In spite of that, however, he hasn’t lost hope and is confident that life will become better. “Earlier there were two or three parties and it was easier to choose. Now there are so many candidates and you do not know which party they belong to or what they stand for,” he noted.

Another voter Kashibai Janu Laad, 90, from Sahar village, walked for 20 minutes to a polling booth at Sahar to cast her vote. “It is my right, which we have earned through the freedom struggle and I think every Indian should exercise it,” said Laad with a toothy grin.
“Today, youngsters shy away from voting, but are quick to blame the government or the system if anything goes wrong. I wish they knew how much we have struggled to get this ink dot on our fingers,” she says.

At youth hotspots like Versova and Lokhandwala in Andheri west and Juhu in Vile Parle (W), the trend was the same—seniors outnumbering the young voters. A 24-year-old Mithibai College student, who was chatting with his friends very close to a polling booth in Juhu, quipped, “Every candidate is here to make money and each party has its personal agenda.

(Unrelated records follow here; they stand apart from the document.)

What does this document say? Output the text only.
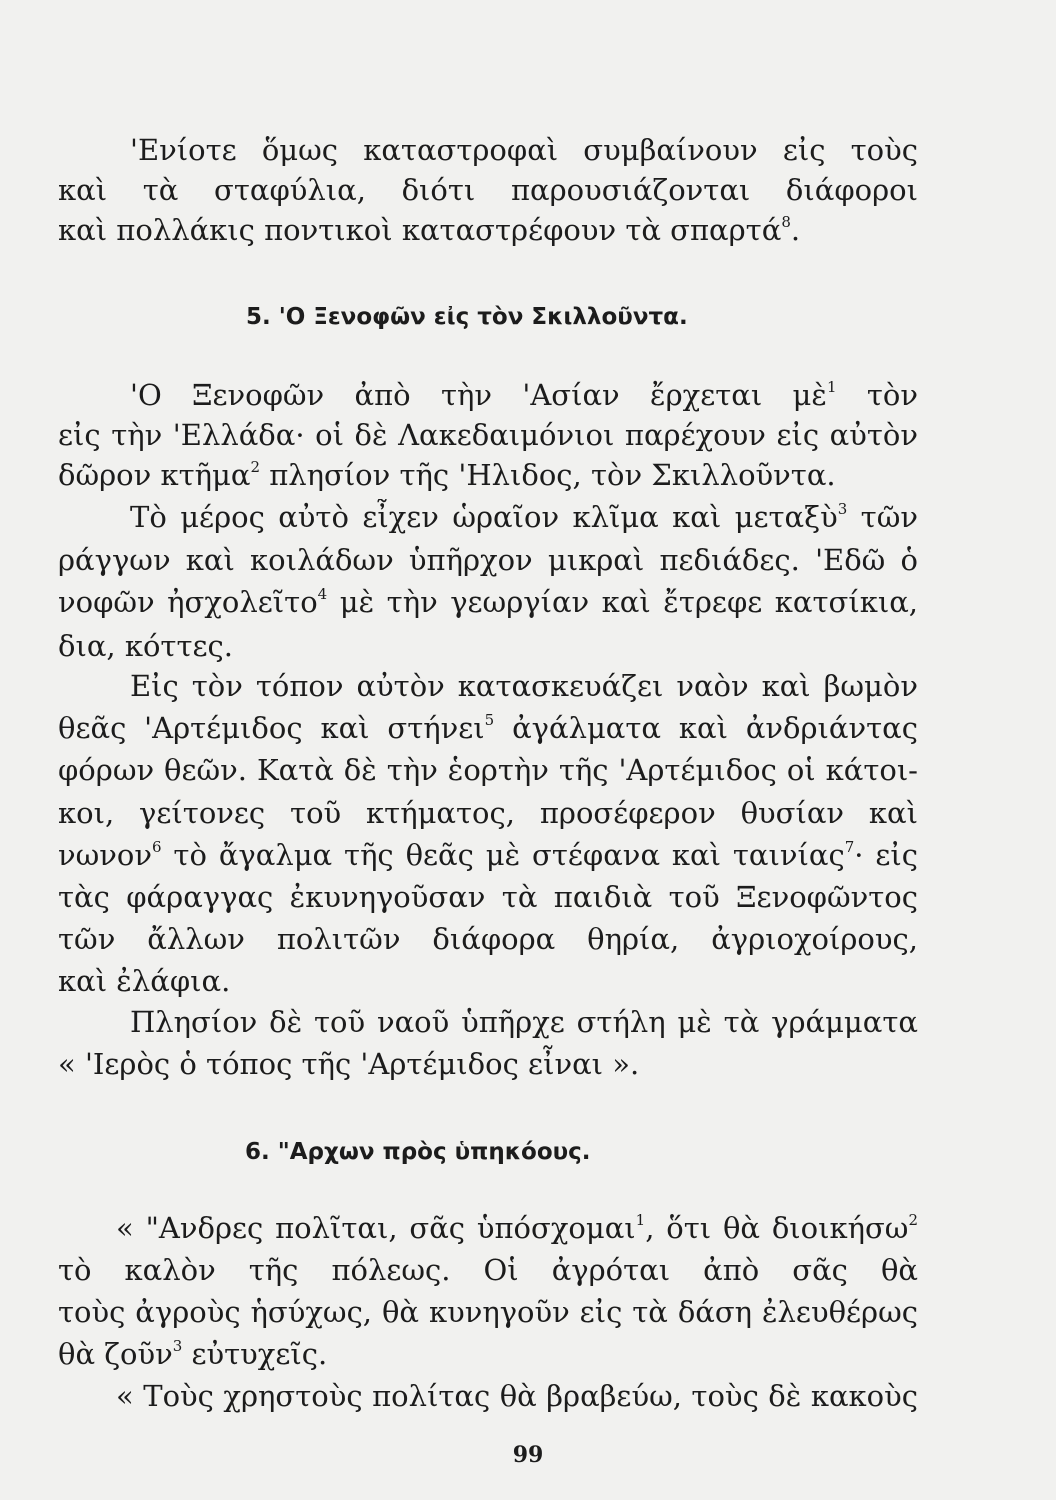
'Ενίοτε ὅμως καταστροφαὶ συμβαίνουν εἰς τοὺς
καὶ τὰ σταφύλια, διότι παρουσιάζονται διάφοροι
καὶ πολλάκις ποντικοὶ καταστρέφουν τὰ σπαρτά$^8$.
'Ο Ξενοφῶν ἀπὸ τὴν 'Ασίαν ἔρχεται μὲ$^1$ τὸν
εἰς τὴν 'Ελλάδα· οἱ δὲ Λακεδαιμόνιοι παρέχουν εἰς αὐτὸν
δῶρον κτῆμα$^2$ πλησίον τῆς 'Ηλιδος, τὸν Σκιλλοῦντα.
Τὸ μέρος αὐτὸ εἶχεν ὡραῖον κλῖμα καὶ μεταξὺ$^3$ τῶν
ράγγων καὶ κοιλάδων ὑπῆρχον μικραὶ πεδιάδες. 'Εδῶ ὁ
νοφῶν ἠσχολεῖτο$^4$ μὲ τὴν γεωργίαν καὶ ἔτρεφε κατσίκια,
δια, κόττες.
Εἰς τὸν τόπον αὐτὸν κατασκευάζει ναὸν καὶ βωμὸν
θεᾶς 'Αρτέμιδος καὶ στήνει$^5$ ἀγάλματα καὶ ἀνδριάντας
φόρων θεῶν. Κατὰ δὲ τὴν ἑορτὴν τῆς 'Αρτέμιδος οἱ κάτοι-
κοι, γείτονες τοῦ κτήματος, προσέφερον θυσίαν καὶ
νωνον$^6$ τὸ ἄγαλμα τῆς θεᾶς μὲ στέφανα καὶ ταινίας$^7$· εἰς
τὰς φάραγγας ἐκυνηγοῦσαν τὰ παιδιὰ τοῦ Ξενοφῶντος
τῶν ἄλλων πολιτῶν διάφορα θηρία, ἀγριοχοίρους,
καὶ ἐλάφια.
Πλησίον δὲ τοῦ ναοῦ ὑπῆρχε στήλη μὲ τὰ γράμματα
« 'Ιερὸς ὁ τόπος τῆς 'Αρτέμιδος εἶναι ».
« "Ανδρες πολῖται, σᾶς ὑπόσχομαι$^1$, ὅτι θὰ διοικήσω$^2$
τὸ καλὸν τῆς πόλεως. Οἱ ἀγρόται ἀπὸ σᾶς θὰ
τοὺς ἀγροὺς ἡσύχως, θὰ κυνηγοῦν εἰς τὰ δάση ἐλευθέρως
θὰ ζοῦν$^3$ εὐτυχεῖς.
« Τοὺς χρηστοὺς πολίτας θὰ βραβεύω, τοὺς δὲ κακοὺς
5. 'Ο Ξενοφῶν εἰς τὸν Σκιλλοῦντα.
6. "Αρχων πρὸς ὑπηκόους.
99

No one cares for the public and the country. It’s only a money making business.”

However, at many places throughout the city, youngsters, especially the eager first-time voters, were seen lending a helping hand to the seniors who had turned up to vote.
And then there was cruel irony for some. Edwin Lewis, a 65-year-old senior citizen from Borivli IC Colony got a shock when he found that the electoral list had him down as a 27-year-old. “I have voted six times so far and this is the first time I am seeing myself so young,” he said, bemused.